The Consumer Association and NGO monitoring plays an essential role in supporting the public Authorities’ control, so that the authentic meanings of such labels are not devalued or betrayed by fraudulent activities. Reporting frauds and misleading advertising is essential, the ‘name & shame‘ and exemplary punishments are needed to prevent that isolated cases may affect consumer trust towards the relevant production chains.
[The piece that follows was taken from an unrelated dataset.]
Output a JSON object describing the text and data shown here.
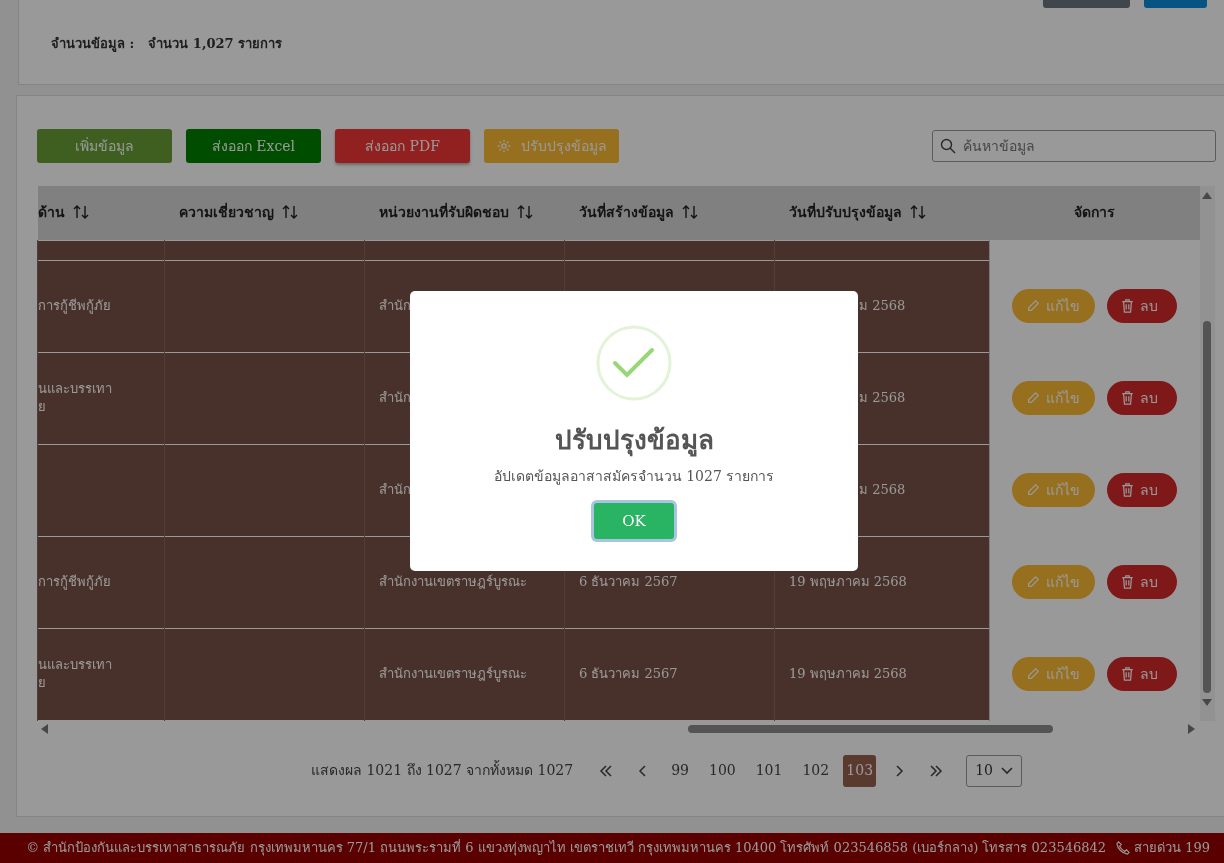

Corporate Social Responsibility
But we must not loose sight of the overall integrity of those companies that sometimes employ these and other claims as a mean to cover other deficiencies (so-called greenwashing). The paradigm of the so called ‘Corporate Social Responsibility’ – too often abused by Corporations responsible for serious crimes, from land grabbing to deforestations and ecocides, corruption, violation of trade union rights – appears to be, therefore, now obsolete and inadequate to the legitimate expectations of conscious consumers .
Creating Shared Values
Philip Kotler has recently introduced the concept of CSV, ‘Creating Shared Values‘ . Since the values to be shared with the broadest possible stakeholder communities – to strive towards universal values – attributing their ‘creation’ to a single organization does not seem realistic. We prefer to decline this acronym into ‘Contributing to Shared Values’, and invite our more careful readers to start a valuable consideration, which will also take into account some of the themes developed around the so called B-Corp (‘Benefit-Corporation’).